Transitions & Energies

Le rebond inattendu de la filière nucléaire française


L’industrie nucléaire française a traversé depuis plusieurs années des moments difficiles. Les chantiers des EPR finlandais (Olkiluoto) et français (Flamanville) ont été marqués par une succession d’erreurs, de malfaçons, de retards, de surcoûts. Au point que l’Autorité de sûreté nucléaire (ASN) a fini par s’interroger publiquement sur la perte de compétence et de savoir-faire de la filière. La découverte de problèmes de maintenance et de corrosion sous contrainte sur des canalisations importantes de réacteurs anciens a semblé être un coup de grâce. D’autant plus qu’elle contraignait EDF à procéder à des réparations d’urgence au plus mauvais moment, en pleine crise énergétique provoquée par l’invasion de l’Ukraine. Il y a un an l’industrie nucléaire française était au plus bas. Son rebond aujourd’hui, lié notamment à des réparations menées avec une rapidité inattendue, n’en est que plus spectaculaire. EDF qui nous avait habitué à des retards a aujourd’hui des semaines d’avance sur la remise en service de ses réacteurs.

Le mois d’août 2022 avait été le point culminant de la défaillance du parc nucléaire français. Au cœur d’un été caniculaire, le pays se trouvait contraint d’importer massivement de l’électricité, mais aussi de faire tourner ses centrales à gaz et hydroélectriques, tandis que les stocks d’eau étaient à leur plus bas.

Rien ne permettait de penser alors qu’un un an plus tard la situation serait rétablie. Notamment du fait de l’incapacité de l’exploitant, EDF, à s’entendre avec les autorités de sûreté sur une stratégie de réparation étalée dans le temps des problèmes de corrosion sous contrainte d’un certain nombre de circuits de refroidissement de ses réacteurs. Résultat, EDF se trouvait contraint dans l’urgence de remplacer certains circuits affectés en totalité plutôt que d’effectuer de simples réparations. Compte tenu de la lourdeur des interventions et des problèmes de disponibilité des équipes de maintenance qui dans le même temps devaient continuer à entretenir le reste du parc, il était assez facile d’imaginer que la production nucléaire serait lourdement handicapée durant de nombreux mois.

La grande prudence de RTE

En fait, les problèmes ont été surmontés bien plus rapidement et efficacement que prévu… Cela pris tout d’abord la forme d’un retour de la France sur les six premiers mois de l’année à la position qui est la sienne depuis des décennies, celle de principal exportateur d’électricité en Europe. L’étude attentive des chiffres ne démontrait pourtant qu’un rebond très limité de notre parc nucléaire, à peine +4 TWh. Le principal effort étant porté par les entreprises et ménages dont la baisse de la consommation se vérifie de mois en mois, mais aussi par l’augmentation de la production d’électricité renouvelable (éolienne et solaire).
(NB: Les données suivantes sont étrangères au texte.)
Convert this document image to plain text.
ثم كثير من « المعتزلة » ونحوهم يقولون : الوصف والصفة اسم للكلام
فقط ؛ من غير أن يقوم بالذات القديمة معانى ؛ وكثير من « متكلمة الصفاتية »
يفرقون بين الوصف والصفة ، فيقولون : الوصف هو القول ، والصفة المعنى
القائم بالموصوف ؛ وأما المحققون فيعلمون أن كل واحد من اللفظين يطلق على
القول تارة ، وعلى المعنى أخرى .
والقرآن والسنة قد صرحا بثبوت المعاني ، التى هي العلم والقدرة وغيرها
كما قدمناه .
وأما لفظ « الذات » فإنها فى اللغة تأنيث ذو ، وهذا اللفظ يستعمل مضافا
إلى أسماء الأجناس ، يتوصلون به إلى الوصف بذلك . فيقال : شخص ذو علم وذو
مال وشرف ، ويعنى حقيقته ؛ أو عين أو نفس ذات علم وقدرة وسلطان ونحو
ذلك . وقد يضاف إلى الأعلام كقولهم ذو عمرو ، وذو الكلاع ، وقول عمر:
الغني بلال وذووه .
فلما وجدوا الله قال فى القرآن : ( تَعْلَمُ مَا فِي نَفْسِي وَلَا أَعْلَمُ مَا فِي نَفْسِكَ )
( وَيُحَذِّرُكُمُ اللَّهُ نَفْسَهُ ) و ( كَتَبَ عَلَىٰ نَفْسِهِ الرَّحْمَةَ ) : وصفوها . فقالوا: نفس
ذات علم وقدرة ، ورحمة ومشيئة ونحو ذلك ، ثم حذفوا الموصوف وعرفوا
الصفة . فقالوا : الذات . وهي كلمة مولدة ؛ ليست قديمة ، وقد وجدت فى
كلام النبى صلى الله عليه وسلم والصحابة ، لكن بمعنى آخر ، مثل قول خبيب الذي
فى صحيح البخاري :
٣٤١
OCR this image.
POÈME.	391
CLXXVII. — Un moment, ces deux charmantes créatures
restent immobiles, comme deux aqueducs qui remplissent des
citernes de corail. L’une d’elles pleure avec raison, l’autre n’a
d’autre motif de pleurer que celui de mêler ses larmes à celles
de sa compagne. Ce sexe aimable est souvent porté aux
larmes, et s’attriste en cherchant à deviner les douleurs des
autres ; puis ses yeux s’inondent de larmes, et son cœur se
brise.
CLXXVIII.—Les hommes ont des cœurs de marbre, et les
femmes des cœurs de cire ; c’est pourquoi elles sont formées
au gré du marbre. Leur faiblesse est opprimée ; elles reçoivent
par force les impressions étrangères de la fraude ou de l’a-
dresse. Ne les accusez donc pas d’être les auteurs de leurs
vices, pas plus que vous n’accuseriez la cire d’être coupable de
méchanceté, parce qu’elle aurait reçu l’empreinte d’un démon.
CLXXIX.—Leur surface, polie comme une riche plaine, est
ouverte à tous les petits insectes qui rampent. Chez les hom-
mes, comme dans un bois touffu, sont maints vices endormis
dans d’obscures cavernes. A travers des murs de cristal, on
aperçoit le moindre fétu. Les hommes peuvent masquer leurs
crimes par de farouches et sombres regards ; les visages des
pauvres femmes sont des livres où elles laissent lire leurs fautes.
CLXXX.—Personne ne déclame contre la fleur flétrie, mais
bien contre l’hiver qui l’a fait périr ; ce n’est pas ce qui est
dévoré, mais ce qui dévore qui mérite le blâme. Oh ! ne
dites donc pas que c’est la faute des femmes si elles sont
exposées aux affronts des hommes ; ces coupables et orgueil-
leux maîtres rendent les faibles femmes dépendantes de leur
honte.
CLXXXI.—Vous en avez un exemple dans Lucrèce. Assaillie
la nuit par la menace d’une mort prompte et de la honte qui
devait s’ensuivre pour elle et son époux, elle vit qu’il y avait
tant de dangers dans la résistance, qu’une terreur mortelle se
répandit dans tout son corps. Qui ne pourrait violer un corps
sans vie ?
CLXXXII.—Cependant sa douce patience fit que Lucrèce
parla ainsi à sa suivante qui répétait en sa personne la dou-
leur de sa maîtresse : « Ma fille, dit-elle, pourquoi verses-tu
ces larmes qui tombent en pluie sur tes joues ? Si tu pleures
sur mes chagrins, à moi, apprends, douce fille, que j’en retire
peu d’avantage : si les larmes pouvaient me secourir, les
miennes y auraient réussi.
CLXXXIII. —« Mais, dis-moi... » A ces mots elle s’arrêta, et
Cette maigre amélioration incitait à la plus grande prudence, au point d’ailleurs que RTE (le Réseau de transport d’électricité) anticipait lors de ses prévisions pour l’hiver prochain une capacités de production encore fortement dégradée et une disponibilité du parc atteignant 47GW en janvier 2024 soit presque 10 GW de moins qu’un fonctionnement nominal.

« Effet d’apprentissage »

Mais si la stratégie agressive de remplacement tous azimuts des canalisations fragilisées a pénalisé la production lors du premier semestre, les résultats ont été spectaculaires et presque inattendus. Ce qu’on appelle « l’effet d’apprentissage », c’est-à-dire l’expérience engrangée en répétant la même opération plusieurs fois de manière très rapprochée sur plusieurs réacteurs, a permis d’affiner les procédures et d’économiser un temps précieux.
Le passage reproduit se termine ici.